ELK Search Operations| Part5

aditya goel
17 min readDec 29, 2021

--

In case you are landing here directly, it’s recommended to read through this documentation first.

Following are the topics, which we shall be touching through this blog :-

  • QueryLite with ES.
  • Mandatory URL encoding while using QueryLite with ES.
  • RequestBody based Search with ES.
  • Boolean-Query to combine Search & Filter operations.
  • Types of Filters like term, range, exists, missing, bool.
  • Types of Queries like match, multi_match, all_match.
  • Text & English Analyser.
  • Match Phrase Search.
  • Slop Based Search using Match Phrase Search.

Question: What is QueryLite with ElasticSearch ?

Answer: You can actually issue a search request without having any request body at all.
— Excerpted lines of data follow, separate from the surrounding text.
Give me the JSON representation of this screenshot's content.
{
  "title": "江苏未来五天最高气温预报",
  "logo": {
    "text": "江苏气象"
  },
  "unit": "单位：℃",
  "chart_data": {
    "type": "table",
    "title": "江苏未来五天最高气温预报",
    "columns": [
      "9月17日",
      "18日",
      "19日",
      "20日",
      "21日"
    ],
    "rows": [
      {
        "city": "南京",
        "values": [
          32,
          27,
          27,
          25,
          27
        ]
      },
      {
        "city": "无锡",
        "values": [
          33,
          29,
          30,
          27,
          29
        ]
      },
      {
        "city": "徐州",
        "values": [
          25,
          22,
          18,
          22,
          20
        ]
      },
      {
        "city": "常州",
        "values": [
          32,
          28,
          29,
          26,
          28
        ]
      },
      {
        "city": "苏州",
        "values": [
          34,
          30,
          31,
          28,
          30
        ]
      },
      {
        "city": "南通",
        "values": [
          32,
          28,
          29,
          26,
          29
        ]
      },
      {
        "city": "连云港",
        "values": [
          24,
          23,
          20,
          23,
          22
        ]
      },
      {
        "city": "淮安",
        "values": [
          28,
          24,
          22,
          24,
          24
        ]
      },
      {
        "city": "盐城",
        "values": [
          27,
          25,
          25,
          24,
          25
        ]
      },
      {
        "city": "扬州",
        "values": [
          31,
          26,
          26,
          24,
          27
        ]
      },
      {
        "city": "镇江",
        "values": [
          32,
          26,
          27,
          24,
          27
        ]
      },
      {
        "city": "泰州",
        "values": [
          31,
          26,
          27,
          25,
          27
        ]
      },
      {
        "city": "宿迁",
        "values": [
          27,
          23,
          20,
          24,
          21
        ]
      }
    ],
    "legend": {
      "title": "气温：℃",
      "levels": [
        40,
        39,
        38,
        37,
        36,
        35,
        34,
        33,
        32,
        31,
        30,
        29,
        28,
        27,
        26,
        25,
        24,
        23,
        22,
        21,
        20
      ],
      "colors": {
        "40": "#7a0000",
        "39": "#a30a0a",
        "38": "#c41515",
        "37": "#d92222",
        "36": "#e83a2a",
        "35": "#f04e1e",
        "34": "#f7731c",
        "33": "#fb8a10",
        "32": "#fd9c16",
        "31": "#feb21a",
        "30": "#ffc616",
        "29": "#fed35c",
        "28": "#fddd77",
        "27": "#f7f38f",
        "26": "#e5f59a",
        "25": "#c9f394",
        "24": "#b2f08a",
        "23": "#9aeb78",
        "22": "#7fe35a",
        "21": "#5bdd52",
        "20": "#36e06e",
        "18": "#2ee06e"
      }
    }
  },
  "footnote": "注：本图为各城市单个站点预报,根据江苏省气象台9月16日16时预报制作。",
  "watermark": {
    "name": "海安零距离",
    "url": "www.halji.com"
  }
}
You can squish it all into a URL, which makes life a little bit easier when you’re just messing around with curl and stuff like that.

Question: Can you show some simple example of querying on “movies” Index using QueryLite ?

Answer: Below query performs searches on title field having value as star.

curl --location --request GET 'localhost:9200/movies/_search?q=title:trek'
{
"took": 26,
"timed_out": false,
"_shards": {
"total": 1,
"successful": 1,
"skipped": 0,
"failed": 0
},
"hits": {
"total": {
"value": 1,
"relation": "eq"
},
"max_score": 1.456388,
"hits": [
{
"_index": "movies",
"_type": "_doc",
"_id": "135569",
"_score": 1.456388,
"_source": {
"id": "135569",
"title": "Star Trek Beyond",
"year": 2016,
"genre": [
"Action",
"Adventure",
"Sci-Fi"
]
}
}
]
}
}

NOTE: Recall that, we d specified the type of ‘title’ attribute as ‘text’ and that’s why the proper full search is working as shown above.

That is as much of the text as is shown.